If you then clean the air in the tunnel through filters, you reach multiple goals at once. A better flow, cleaner air on the Vestdijk and a feces of other roads including the crowded Ring road. That alone will have a positive impact on air quality throughout the city center.
Make Eindhoven a bustling city
You don’t do that in the way it has already been done for years in this city. Dare to lift the city Eindhoven to a higher level with a long term vision, to a city where life is good, where there’s much to see and experience. This can financially not be done overnight, but it’s something you have to keep it in mind. At this moment, don’t carry out irreparable short term plans that cost millions of euros when these could later become obstacles to higher plans. Don’t keep running in circles while you’re making plans. Dare to think ‘out of the box’ in this city for once. Ultimately, Eindhoven is the fifth city in our country and in the near future, it can not be ruled out that it is the metropolis of this region with seven hundred thousand inhabitants.

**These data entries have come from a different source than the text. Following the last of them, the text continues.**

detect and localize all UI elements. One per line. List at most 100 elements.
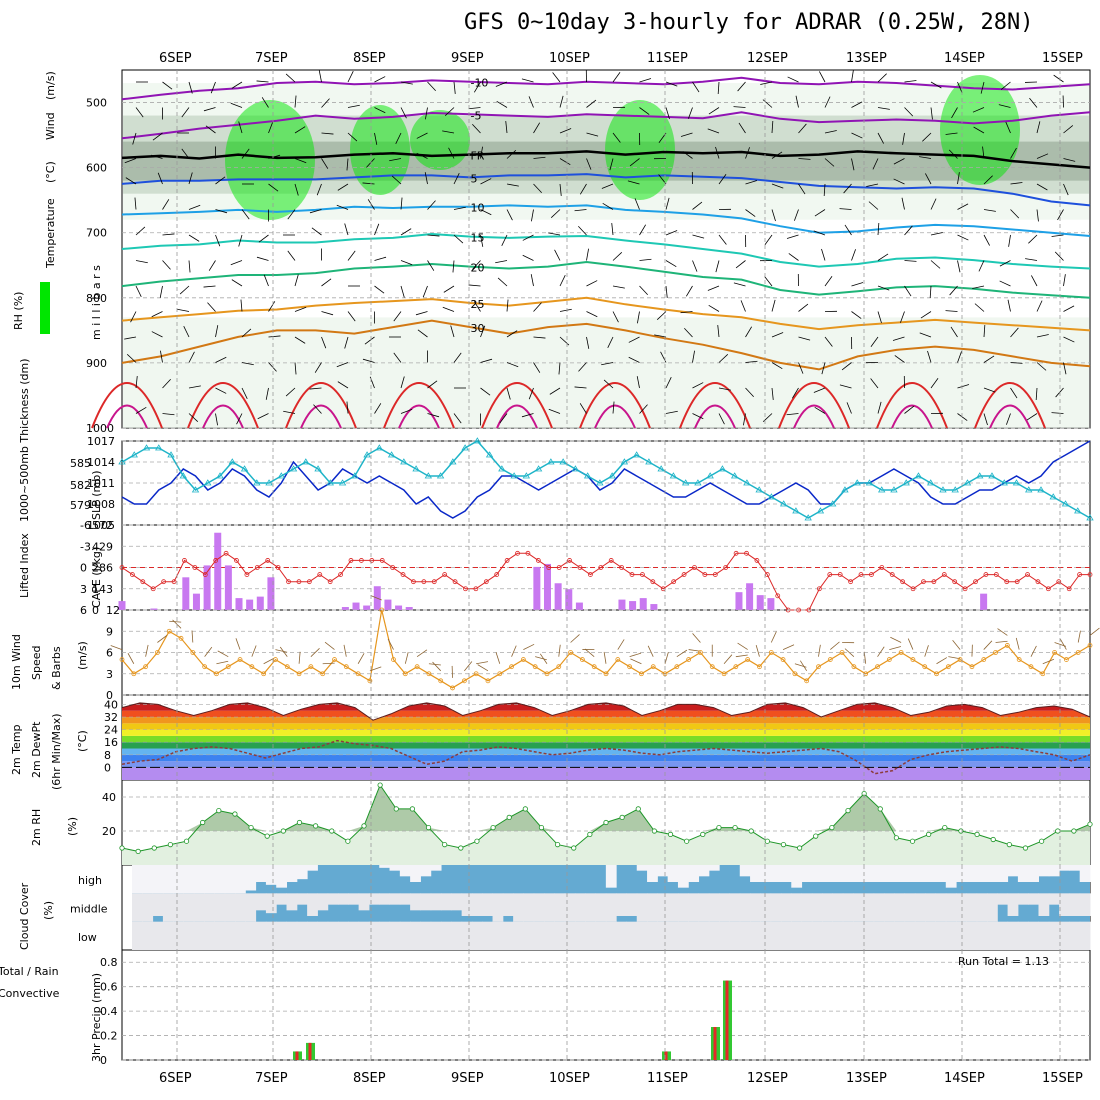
cloud-gap-middle	[245, 893, 257, 922]
wind-barb	[442, 130, 455, 134]
cape-bar	[352, 602, 360, 610]
temperature-unit-label: (°C)	[44, 161, 57, 183]
rh2m-marker	[1055, 828, 1061, 834]
wind-barb-10m	[370, 595, 382, 601]
wind-tick-label: 9	[106, 625, 113, 638]
cloud-gap-low	[523, 921, 535, 950]
cloud-gap-high	[925, 865, 936, 882]
li-marker	[1035, 579, 1041, 585]
cloud-gap-low	[1017, 921, 1029, 950]
cape-bar	[767, 598, 775, 610]
cloud-gap-low	[502, 921, 514, 950]
wind-barb	[586, 248, 589, 261]
wind-barb	[972, 285, 985, 289]
cape-bar	[267, 577, 275, 610]
li-marker	[900, 579, 906, 585]
li-marker	[223, 550, 229, 556]
wind-barb	[957, 260, 961, 273]
cloud-gap-low	[945, 921, 957, 950]
wind-barb	[261, 97, 269, 108]
wind-barb	[771, 332, 784, 338]
cloud-gap-low	[399, 921, 411, 950]
cloud-gap-middle	[883, 893, 895, 922]
wind-barb	[654, 334, 667, 338]
li-marker	[254, 565, 260, 570]
cloud-gap-high	[883, 865, 895, 882]
wind-barb	[872, 158, 879, 170]
wind-barb	[453, 81, 456, 94]
wind-barb	[982, 146, 985, 159]
cloud-gap-middle	[399, 893, 411, 905]
wind-speed-marker	[804, 678, 810, 684]
cloud-gap-middle	[688, 893, 700, 922]
wind-speed-marker	[898, 650, 904, 655]
isotherm-label: 30	[470, 322, 484, 335]
wind-speed-marker	[969, 664, 975, 670]
cloud-gap-middle	[204, 893, 215, 922]
wind-barb	[313, 404, 322, 414]
cloud-gap-low	[162, 921, 174, 950]
wind-barb-10m	[770, 631, 777, 643]
cloud-gap-low	[142, 921, 154, 950]
wind-barb	[738, 122, 746, 134]
wind-speed-marker	[981, 657, 987, 662]
wind-barb	[362, 358, 375, 363]
temp-tick-label: 40	[104, 698, 118, 711]
cloud-gap-low	[368, 921, 380, 950]
wind-barb	[957, 234, 969, 241]
wind-speed-marker	[886, 657, 892, 662]
wind-speed-marker	[768, 650, 774, 655]
cloud-gap-middle	[636, 893, 648, 922]
wind-barb-10m	[145, 644, 149, 657]
cloud-gap-middle	[976, 893, 988, 922]
wind-barb	[794, 209, 799, 221]
cloud-gap-middle	[327, 893, 339, 905]
thickness-marker	[730, 472, 739, 479]
rh-moist-patch	[410, 110, 470, 170]
wind-barb	[241, 328, 252, 338]
wind10m-unit-label: (m/s)	[76, 641, 89, 670]
cloud-gap-high	[667, 865, 679, 882]
temp-tick-label: 24	[104, 724, 118, 737]
wind-speed-marker	[379, 607, 385, 613]
cloud-gap-middle	[368, 893, 380, 905]
wind-barb	[733, 106, 746, 108]
wind-barb	[1026, 413, 1038, 421]
wind-barb	[268, 183, 279, 192]
wind-speed-marker	[792, 671, 798, 677]
date-label-top: 10SEP	[549, 51, 590, 66]
li-marker	[1014, 579, 1020, 585]
wind-barb	[824, 130, 837, 134]
thickness-marker	[167, 451, 175, 458]
wind-speed-marker	[568, 650, 573, 655]
wind-barb	[787, 76, 799, 83]
wind-barb	[870, 336, 879, 347]
cloud-gap-low	[544, 921, 555, 950]
wind-barb	[150, 154, 163, 159]
wind-barb-10m	[404, 652, 409, 664]
wind-barb	[203, 107, 216, 112]
rh2m-marker	[1039, 838, 1045, 844]
wind-speed-marker	[1004, 643, 1010, 648]
date-label-bottom: 7SEP	[255, 1071, 288, 1086]
thickness-marker	[816, 507, 825, 514]
li-marker	[702, 572, 708, 577]
wind-barb	[798, 123, 807, 134]
rh2m-marker	[425, 824, 432, 831]
wind-barb	[393, 352, 402, 363]
wind-barb	[877, 401, 882, 414]
wind-barb	[957, 203, 969, 210]
cloud-gap-high	[1038, 865, 1050, 877]
wind-barb	[692, 382, 704, 389]
cloud-gap-low	[492, 921, 504, 950]
wind-barb	[682, 151, 693, 159]
li-marker	[723, 565, 729, 570]
wind-barb	[552, 72, 561, 83]
li-marker	[348, 558, 354, 563]
wind-barb	[813, 230, 826, 236]
date-label-top: 12SEP	[747, 51, 788, 66]
wind-barb	[612, 285, 625, 289]
wind-barb	[733, 282, 746, 287]
wind-barb	[983, 325, 986, 338]
cloud-gap-middle	[853, 893, 864, 922]
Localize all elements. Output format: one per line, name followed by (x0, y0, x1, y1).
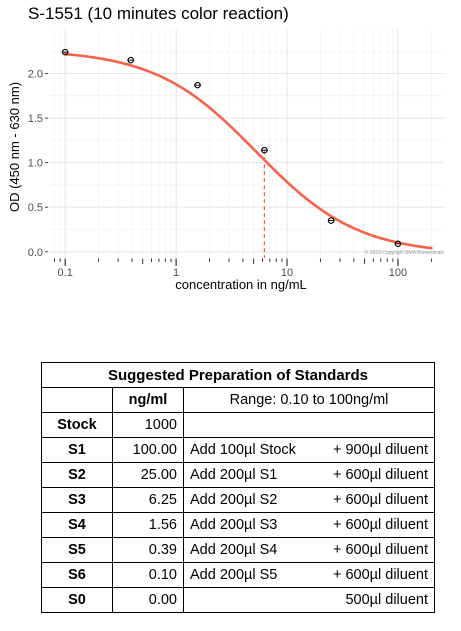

To make this possible, as a Brainport region, as one of the three economic core areas of the Netherlands, you apply for provincial, national and European grants.
Affordability
I have made a comparison between the 10.2 km long North-Southline in Amsterdam and 8 underground intermediate stations. That project has seen many setbacks over the years. When the North-South line is finished in July 2018, it costs about 300 million euros per kilometer. In Eindhoven, we can build the tunnel from ground level, which will naturally be many times cheaper. The total length of the tunnel on the Vestdijk, Stationsweg and Ten Hagestraat will be about one kilometer. With good financing and depreciation in at least 50 years, this will be a very good and affordable investment in our city of Eindhoven.